The Omicron variant was identified in Alaska exactly one year after the arrival of the first shipment of vaccine to the state. Here, a UPS cargo plane arrives in Anchorage late in the evening of December 13, 2020. State health officials say that as long as the SARS-Cov2 virus continues to infect human hosts, it will continue to replicate and develop new mutations. Widespread vaccination — and boosters after 6 months — are an effective way to interrupt the cycle. (DHSS photo/Kristal Fiser)

Monday’s (12-13-21) announcement that the omicron variant is now in Alaska has state health officials hoping that the current downward trend in coronavirus cases in Alaska will continue. Although omicron has proven more communicable than some earlier mutations of the virus, the resulting illness typically has been not as severe. Nevertheless, there’s strong evidence that the vaccine and a booster shot provide critical protection against omicron and any future variants.

Note: Alaska’s chief medical officer Dr. Anne Zink will speak to the Sitka Assembly during its regular meeting on Tuesday, December 14, and outline changes to the state’s reporting strategy coming in January. Listen beginning at 6 p.m. on 104.7 FM, or on the KCAW livestream.

There were over 1,400 new coronavirus infections in Alaska last week, about the same number of new infections reported each day during the height of the recent surge in late September and October.

Nationally, cases are on the rise again, due in part to the arrival of the highly-transmissible omicron variant. Dr. Anne Zink, Alaska’s chief medical officer, is glad to see that only eight-percent of Alaska’s hospital beds are occupied by covid patients — down from 20-percent a couple of months ago. And although immunity from vaccines has been shown to wane after 6 months, Zink says that vaccines remain the best choice for reducing the risk of a severe infection.

“You’re around 10 or 10 times more likely to be hospitalized. If you’re unvaccinated compared to vaccinated,” she said, during a weekly videoconference with statewide media on December 9.

Zink says that a couple of new monoclonal antibody treatments recently have been approved to fight COVID-19 in patients who’ve already contracted the disease, but they’re no substitute for not getting COVID in the first place. That means a vaccination, or a booster, for anyone who’s at least 6 months out from receiving the Pfizer or Moderna series — or two months out from their single-shot J&J vaccine.

The US Centers for Disease Control on December 10 authorized boosters for anyone 16 and older who received the initial series of the Pfizer vaccine.

Will a new variant always mean a new round of boosters? State epidemiologist Dr.

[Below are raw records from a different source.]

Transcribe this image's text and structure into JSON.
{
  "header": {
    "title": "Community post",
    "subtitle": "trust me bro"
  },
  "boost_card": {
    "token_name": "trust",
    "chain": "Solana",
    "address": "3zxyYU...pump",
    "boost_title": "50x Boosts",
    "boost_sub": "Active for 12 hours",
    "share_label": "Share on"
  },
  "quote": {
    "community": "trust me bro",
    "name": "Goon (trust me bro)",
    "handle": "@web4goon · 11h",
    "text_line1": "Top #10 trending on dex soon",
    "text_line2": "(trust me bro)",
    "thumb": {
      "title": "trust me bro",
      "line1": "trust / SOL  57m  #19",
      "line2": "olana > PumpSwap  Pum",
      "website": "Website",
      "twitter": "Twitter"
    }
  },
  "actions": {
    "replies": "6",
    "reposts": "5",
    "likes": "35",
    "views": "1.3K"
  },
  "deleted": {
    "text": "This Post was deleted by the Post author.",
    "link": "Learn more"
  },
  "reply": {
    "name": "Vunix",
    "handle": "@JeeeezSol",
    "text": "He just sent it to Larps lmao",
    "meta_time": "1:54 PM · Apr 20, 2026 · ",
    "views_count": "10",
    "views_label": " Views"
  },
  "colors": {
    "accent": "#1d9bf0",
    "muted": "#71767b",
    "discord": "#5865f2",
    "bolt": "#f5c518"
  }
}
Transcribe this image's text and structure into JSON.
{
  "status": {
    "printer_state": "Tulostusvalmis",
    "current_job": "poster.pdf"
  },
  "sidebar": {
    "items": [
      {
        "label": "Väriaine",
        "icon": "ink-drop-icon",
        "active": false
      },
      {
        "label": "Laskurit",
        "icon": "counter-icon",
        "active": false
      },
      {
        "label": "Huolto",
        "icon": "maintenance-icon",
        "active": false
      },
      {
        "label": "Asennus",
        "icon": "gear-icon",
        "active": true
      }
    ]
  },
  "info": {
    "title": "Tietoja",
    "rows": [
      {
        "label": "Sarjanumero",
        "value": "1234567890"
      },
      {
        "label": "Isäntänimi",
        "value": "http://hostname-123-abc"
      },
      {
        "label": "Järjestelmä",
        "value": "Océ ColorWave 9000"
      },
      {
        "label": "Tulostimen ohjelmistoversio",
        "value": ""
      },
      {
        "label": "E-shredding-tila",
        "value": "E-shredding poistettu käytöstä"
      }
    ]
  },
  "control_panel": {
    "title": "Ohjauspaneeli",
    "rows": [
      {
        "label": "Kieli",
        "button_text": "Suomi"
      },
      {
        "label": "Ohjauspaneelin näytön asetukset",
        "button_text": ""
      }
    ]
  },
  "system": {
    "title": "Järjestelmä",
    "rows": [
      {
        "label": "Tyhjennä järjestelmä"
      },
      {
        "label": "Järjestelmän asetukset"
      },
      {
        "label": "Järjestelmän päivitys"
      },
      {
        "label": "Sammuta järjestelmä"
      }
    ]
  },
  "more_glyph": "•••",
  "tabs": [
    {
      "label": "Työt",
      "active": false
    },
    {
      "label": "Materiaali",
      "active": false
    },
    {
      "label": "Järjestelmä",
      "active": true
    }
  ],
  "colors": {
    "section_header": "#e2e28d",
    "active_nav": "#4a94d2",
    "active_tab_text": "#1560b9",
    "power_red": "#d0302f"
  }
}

Joe McLaughlin, says this remains a possibility.

“If we get a variant that evades immunity to such a degree that the vaccines that we have really provide limited protection?” he asked. “And then yes, we would be looking at the possibility of a booster dose, especially if that variant was associated with high rates of hospitalization and death.”

Variations like delta and omicron can occur when the virus invades a human host and is allowed to replicate. Omicron first appeared and skyrocketed in South Africa, where vaccination rates are generally low.

McLaughlin says we probably won’t see an end to variants until we see an end to COVID.

“We would expect that mutations are likely to occur in regions of the world where low vaccination coverage rates are happening,” McLaughlin said, “because the virus has more opportunities to replicate, the more people that are susceptible to infection, the more likely you’re going to see those people get infected, and then the more viral opportunities for replication.”

Another argument for a booster shot? 57-percent of infections among Alaskans over 65 years of age in October were breakthrough cases. This  population is 77-percent vaccinated — but vaccinated early. A similar increase in breakthroughs in younger age groups seems likely as they move past the six-month mark, unless they take advantage of the widely-available and free booster vaccines.